I didn't mean to be overly critical of the project. I wish them all due success. That doesn't mean I can't dislike the Kickstarter campaign. (I would similarly dislike AMD raising funds on Kickstarter, even if I liked the project.)
Defining it on any architecture or performance metric is just pointless because the march of time renders such things utterly moot. Remember when PlayStation 2s were "supercomputers"? Please.
I agree that you're not going to get a "supercomputer" for less than about $100,000. But supercomputers are defined by what they can do. Their cost is secondary. Necessary in a world without magic, but secondary. I can spend $100,000 on a computer, but that alone does not make it a "supercomputer".
I suspect that the people who would be happiest buying something like this are going to be very technical, not just USING Linpack, FFTs, neural networks, or HMMs on a regular basis, but used to IMPLEMENTING them as well. This audience is definitely going to want red meat like the paper you're linking to.

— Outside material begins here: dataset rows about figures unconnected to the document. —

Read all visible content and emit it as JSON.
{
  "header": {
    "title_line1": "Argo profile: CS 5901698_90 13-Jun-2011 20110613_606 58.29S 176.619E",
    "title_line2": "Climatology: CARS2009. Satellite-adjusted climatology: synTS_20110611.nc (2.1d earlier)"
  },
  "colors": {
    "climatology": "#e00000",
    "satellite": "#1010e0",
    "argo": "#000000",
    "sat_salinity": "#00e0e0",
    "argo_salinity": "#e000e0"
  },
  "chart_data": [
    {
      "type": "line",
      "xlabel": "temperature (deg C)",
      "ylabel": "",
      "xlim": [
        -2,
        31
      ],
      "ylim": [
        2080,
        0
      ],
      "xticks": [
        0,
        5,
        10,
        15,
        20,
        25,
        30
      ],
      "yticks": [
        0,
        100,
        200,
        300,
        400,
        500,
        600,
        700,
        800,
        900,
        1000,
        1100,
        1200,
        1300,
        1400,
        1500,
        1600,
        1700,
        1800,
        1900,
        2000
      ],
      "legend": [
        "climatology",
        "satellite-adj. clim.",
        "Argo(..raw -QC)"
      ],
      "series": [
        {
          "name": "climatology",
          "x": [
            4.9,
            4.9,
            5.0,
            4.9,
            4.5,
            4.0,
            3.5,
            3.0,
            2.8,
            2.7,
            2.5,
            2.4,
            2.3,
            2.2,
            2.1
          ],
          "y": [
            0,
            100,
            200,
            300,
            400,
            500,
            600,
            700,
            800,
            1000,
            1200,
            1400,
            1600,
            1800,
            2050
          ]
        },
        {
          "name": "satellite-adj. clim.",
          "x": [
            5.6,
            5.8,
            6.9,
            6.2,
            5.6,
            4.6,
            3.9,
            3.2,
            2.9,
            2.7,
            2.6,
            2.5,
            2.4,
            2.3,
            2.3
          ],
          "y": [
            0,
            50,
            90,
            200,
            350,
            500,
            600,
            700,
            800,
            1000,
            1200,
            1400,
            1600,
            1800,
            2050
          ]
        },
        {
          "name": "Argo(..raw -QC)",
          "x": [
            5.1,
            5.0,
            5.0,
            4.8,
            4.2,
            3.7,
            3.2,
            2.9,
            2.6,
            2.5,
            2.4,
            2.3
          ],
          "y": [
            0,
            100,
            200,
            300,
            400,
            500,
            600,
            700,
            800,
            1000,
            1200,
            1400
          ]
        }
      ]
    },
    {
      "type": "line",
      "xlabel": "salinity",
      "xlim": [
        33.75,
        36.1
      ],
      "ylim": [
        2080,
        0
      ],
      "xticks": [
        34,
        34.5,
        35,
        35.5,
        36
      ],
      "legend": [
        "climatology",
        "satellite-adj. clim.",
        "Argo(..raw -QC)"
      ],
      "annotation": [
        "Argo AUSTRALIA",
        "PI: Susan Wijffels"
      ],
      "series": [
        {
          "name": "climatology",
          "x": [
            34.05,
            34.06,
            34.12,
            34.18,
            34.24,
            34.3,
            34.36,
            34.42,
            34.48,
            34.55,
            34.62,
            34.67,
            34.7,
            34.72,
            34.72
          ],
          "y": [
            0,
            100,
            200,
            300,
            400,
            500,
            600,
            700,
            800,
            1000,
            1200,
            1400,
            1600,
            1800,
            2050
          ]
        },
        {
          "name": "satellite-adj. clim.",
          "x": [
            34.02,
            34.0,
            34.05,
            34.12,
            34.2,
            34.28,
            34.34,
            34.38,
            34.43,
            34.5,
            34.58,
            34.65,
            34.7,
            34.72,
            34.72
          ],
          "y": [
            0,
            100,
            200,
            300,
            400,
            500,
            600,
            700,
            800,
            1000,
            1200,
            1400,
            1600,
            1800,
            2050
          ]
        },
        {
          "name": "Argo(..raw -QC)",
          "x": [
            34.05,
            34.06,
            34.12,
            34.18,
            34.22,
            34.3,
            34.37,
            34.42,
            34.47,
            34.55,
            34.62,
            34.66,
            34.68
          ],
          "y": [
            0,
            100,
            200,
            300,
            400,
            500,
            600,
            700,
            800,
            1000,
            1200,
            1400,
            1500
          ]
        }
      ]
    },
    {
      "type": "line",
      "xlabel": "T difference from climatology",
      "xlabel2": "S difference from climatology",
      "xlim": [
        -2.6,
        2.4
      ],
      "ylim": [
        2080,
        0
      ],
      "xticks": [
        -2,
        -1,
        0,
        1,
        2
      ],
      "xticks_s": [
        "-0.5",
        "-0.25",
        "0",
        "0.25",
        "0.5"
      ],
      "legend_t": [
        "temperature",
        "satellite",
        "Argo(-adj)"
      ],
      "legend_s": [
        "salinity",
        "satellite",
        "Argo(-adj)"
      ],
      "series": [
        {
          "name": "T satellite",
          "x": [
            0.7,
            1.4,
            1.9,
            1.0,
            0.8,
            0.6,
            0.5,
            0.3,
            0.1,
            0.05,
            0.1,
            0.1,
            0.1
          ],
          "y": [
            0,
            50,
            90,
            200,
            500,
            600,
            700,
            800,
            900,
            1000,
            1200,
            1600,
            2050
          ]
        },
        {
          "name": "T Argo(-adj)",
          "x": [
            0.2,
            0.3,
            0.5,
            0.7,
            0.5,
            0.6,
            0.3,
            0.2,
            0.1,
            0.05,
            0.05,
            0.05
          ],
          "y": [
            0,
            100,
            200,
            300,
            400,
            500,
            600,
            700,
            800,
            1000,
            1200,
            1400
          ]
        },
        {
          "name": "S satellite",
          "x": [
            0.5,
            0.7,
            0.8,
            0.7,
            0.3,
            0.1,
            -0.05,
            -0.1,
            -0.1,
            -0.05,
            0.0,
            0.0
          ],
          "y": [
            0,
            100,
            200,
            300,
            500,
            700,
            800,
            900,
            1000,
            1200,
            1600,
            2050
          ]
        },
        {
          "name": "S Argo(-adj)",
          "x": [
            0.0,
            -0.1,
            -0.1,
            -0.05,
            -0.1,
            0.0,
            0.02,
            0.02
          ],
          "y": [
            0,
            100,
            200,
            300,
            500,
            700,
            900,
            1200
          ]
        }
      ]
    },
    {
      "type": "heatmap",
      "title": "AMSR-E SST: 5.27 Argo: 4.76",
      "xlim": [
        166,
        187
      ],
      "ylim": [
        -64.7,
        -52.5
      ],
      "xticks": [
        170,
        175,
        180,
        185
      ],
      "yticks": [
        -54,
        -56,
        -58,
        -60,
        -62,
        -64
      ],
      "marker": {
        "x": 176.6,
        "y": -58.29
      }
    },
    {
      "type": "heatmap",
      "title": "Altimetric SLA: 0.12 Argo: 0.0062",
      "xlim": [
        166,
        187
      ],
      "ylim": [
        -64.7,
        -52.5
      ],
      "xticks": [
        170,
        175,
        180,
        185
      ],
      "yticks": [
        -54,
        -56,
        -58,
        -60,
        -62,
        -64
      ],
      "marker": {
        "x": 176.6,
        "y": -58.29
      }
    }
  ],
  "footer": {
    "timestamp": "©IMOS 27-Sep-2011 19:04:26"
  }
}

With the Kickstarter campaign, you may also get customers who just think it's cool to own a supercomputer, but when they realize they can't run Crysis on it, they may be disappointed.
So: you can get large amounts of performance with simple architecture, but only for some problems, with graphics not being in set of these problems.
- not simple SIMD. NVIDIA calls it SIMT (single instruction multiple thread), mostly since you can branch a subset of them, so for the programmer it does feel somewhat like threads.
- not just optimized for Graphics anymore. E.g. since Fermi, the Tesla cards have DP performance = 50% of SP - which has been specifically introduced for HPC purposes. They have also constantly improved the schedulers to go more into general purpose computing, e.g. Kepler 2 seems to support arbitrary call graphs on the device. Again, that's useless for graphics.
- suitable for pretty much all stencil computations. Even for heavily bandwidth bounded problems GPUs are generally ahead of CPUs since they have very high memory bandwidth. The performance estimate I use for my master thesis comes out at 5x for Fermi over six core Westmere Xeon for bandwidth bounded and 7.5x for computationally bounded problems.
HPC is all about performance per dollar, performance per watt - and (sadly) sometimes linpack results because some institution wants to be in the top of some arbitrary list. In all of these aspects GPUs come out ahead of x86, which has been very dominant since the 90ies. Which is why GPUs are now in 4 of the top 20 systems - each of those are hundreds of millions of dollars in investments. That wouldn't be done if they weren't suitable for most computational problems.
And as for SIMD/SIMT, I mentioned SIMD mostly in relation to operations on short vectors done by one thread, which is mostly irrelevant to overall architecture of the core, as it can very well be implemented by pure combinational logic in one cycle given enough space. My mental model of how modern GPU core (physical, not logical) actually works is essentially some kind of simplistic RISC/VLIW design with large amounts of registers with compiler and or hardware interleaving instructions of multiple threads into one pipeline, which may or may not be how it actually works but it looks probable to me.
In my opinion most of chips like Epiphany IV or XMOS or whatever, in contrast to GPUs, are useful for only limited classes of workloads as they tend to be memory starved.
Here's a simple test.
Suppose that I give you these two measurements:
SPECmark: 1.2 million.
SPECmark: 3 million.
Which one is the supercomputer? Without knowing the date, there's simply no way for you to tell.
Suppose instead I write:
System cost: $20 million 1990 dollars
System cost: $400 1990 dollars
Which one is the supercomputer? I think most people will be able to pick which one is which.
The major difficulty with your second list is that expensive computers don't need to be high performance. Consider the computers that go into satellites and spacecraft. They are extremely expensive, but not high performing.